TechTalks from event: ICML 2011

Probabilistic Models & MCMC

  • Probabilistic Matrix Addition Authors: Amrudin Agovic; Arindam Banerjee; Snigdhansu Chatterje
    We introduce Probabilistic Matrix Addition (PMA) for modeling real-valued data matrices by simultaneously capturing covariance structure among rows and among columns. PMA additively combines two latent matrices drawn from two Gaussian Processes respectively over rows and columns. The resulting joint distribution over the observed matrix does not factorize over entries, rows, or columns, and can thus capture intricate dependencies in the matrix. Exact inference in PMA is possible, but involves inversion of large matrices, and can be computationally prohibitive. Efficient approximate inference is possible due to the sparse dependency structure among latent variables. We propose two families of approximate inference algorithms for PMA based on Gibbs sampling and MAP inference. We demonstrate the effectiveness of PMA for missing value prediction and multi-label classification problems.
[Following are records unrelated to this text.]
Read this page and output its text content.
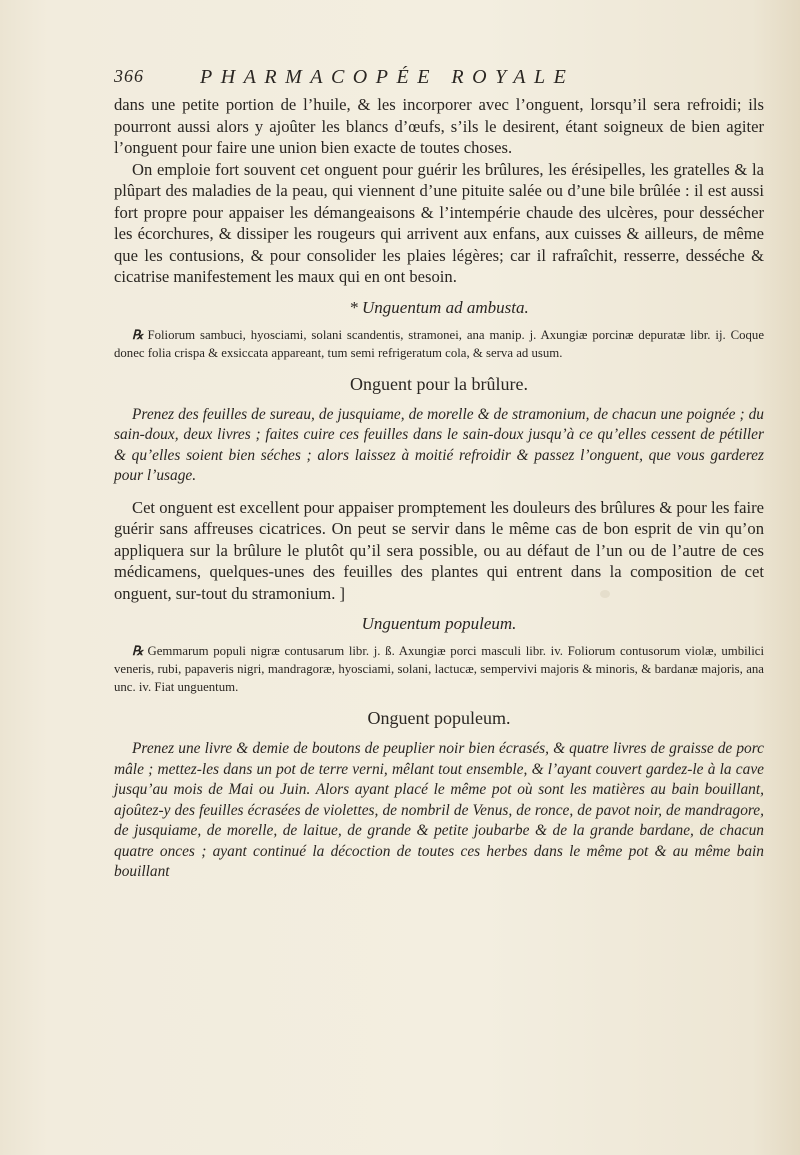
366	PHARMACOPÉE ROYALE

dans une petite portion de l’huile, & les incorporer avec l’onguent, lorsqu’il sera refroidi; ils pourront aussi alors y ajoûter les blancs d’œufs, s’ils le desirent, étant soigneux de bien agiter l’onguent pour faire une union bien exacte de toutes choses.

On emploie fort souvent cet onguent pour guérir les brûlures, les érésipelles, les gratelles & la plûpart des maladies de la peau, qui viennent d’une pituite salée ou d’une bile brûlée : il est aussi fort propre pour appaiser les démangeaisons & l’intempérie chaude des ulcères, pour dessécher les écorchures, & dissiper les rougeurs qui arrivent aux enfans, aux cuisses & ailleurs, de même que les contusions, & pour consolider les plaies légères; car il rafraîchit, resserre, desséche & cicatrise manifestement les maux qui en ont besoin.

* Unguentum ad ambusta.

℞ Foliorum sambuci, hyosciami, solani scandentis, stramonei, ana manip. j. Axungiæ porcinæ depuratæ libr. ij. Coque donec folia crispa & exsiccata appareant, tum semi refrigeratum cola, & serva ad usum.

Onguent pour la brûlure.

Prenez des feuilles de sureau, de jusquiame, de morelle & de stramonium, de chacun une poignée ; du sain-doux, deux livres ; faites cuire ces feuilles dans le sain-doux jusqu’à ce qu’elles cessent de pétiller & qu’elles soient bien séches ; alors laissez à moitié refroidir & passez l’onguent, que vous garderez pour l’usage.

Cet onguent est excellent pour appaiser promptement les douleurs des brûlures & pour les faire guérir sans affreuses cicatrices. On peut se servir dans le même cas de bon esprit de vin qu’on appliquera sur la brûlure le plutôt qu’il sera possible, ou au défaut de l’un ou de l’autre de ces médicamens, quelques-unes des feuilles des plantes qui entrent dans la composition de cet onguent, sur-tout du stramonium. ]

Unguentum populeum.

℞ Gemmarum populi nigræ contusarum libr. j. ß. Axungiæ porci masculi libr. iv. Foliorum contusorum violæ, umbilici veneris, rubi, papaveris nigri, mandragoræ, hyosciami, solani, lactucæ, sempervivi majoris & minoris, & bardanæ majoris, ana unc. iv. Fiat unguentum.

Onguent populeum.

Prenez une livre & demie de boutons de peuplier noir bien écrasés, & quatre livres de graisse de porc mâle ; mettez-les dans un pot de terre verni, mêlant tout ensemble, & l’ayant couvert gardez-le à la cave jusqu’au mois de Mai ou Juin. Alors ayant placé le même pot où sont les matières au bain bouillant, ajoûtez-y des feuilles écrasées de violettes, de nombril de Venus, de ronce, de pavot noir, de mandragore, de jusquiame, de morelle, de laitue, de grande & petite joubarbe & de la grande bardane, de chacun quatre onces ; ayant continué la décoction de toutes ces herbes dans le même pot & au même bain bouillant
  • SampleRank: Training Factor Graphs with Atomic Gradients Authors: Michael Wick; Khashayar Rohanimanesh; Kedar Bellare; Aron Culotta; Andrew McCallum
    We present SampleRank, an alternative to contrastive divergence (CD) for estimating parameters in complex graphical models. SampleRank harnesses a user-provided loss function to distribute stochastic gradients across an MCMC chain. As a result, parameter updates can be computed between arbitrary MCMC states. SampleRank is not only faster than CD, but also achieves better accuracy in practice (up to 23\% error reduction on noun-phrase coreference).
  • A New Bayesian Rating System for Team Competitions Authors: Sergey Nikolenko; Alexander Sirotkin
    We present a novel probabilistic rating system for team competitions. Building upon TrueSkill(tm), we change the factor graph structure to cope with the problems of TrueSkill(tm), e.g., multiway ties and variable team size. We give detailed inference algorithms for the new structure. Experimental results show a significant improvement over TrueSkill(tm).
  • Bayesian Learning via Stochastic Gradient Langevin Dynamics Authors: Max Welling; Yee Whye Teh
    In this paper we propose a new framework for learning from large scale datasets based on iterative learning from small mini-batches. By adding the right amount of noise to a standard stochastic gradient optimization algorithm we show that the iterates will converge to samples from the true posterior distribution as we anneal the stepsize. This seamless transition between optimization and Bayesian posterior sampling provides an in-built protection against overfitting. We also propose a practical method for Monte Carlo estimates of posterior statistics which monitors a ``sampling threshold'' and collects samples after it has been surpassed. We apply the method to three models: a mixture of Gaussians, logistic regression and ICA with natural gradients.
  • ABC-EP: Expectation Propagation for Likelihood-free Bayesian Computation Authors: Simon Barthelmé; Nicolas Chopin
    Many statistical models of interest to the natural and social sciences have no tractable likelihood function. Until recently, Bayesian inference for such models was thought infeasible. Pritchard et al. (1999) introduced an algorithm known as ABC, for Approximate Bayesian Computation, that enables Bayesian computation in such models. Despite steady progress since this first breakthrough, such as the adaptation of MCMC and Sequential Monte Carlo techniques to likelihood-free inference, state-of-the art methods remain notoriously hard to use and require enormous computation times. Among other issues, one faces the difficult task of finding appropriate summary statistics for the model, and tuning the algorithm can be time-consuming when little prior information is available. We show that Expectation Propagation, a widely successful approximate inference technique, can be adapted to the likelihood-free context. The resulting algorithm does not require summary statistics, is an order of magnitude faster than existing techniques, and remains usable when prior information is vague.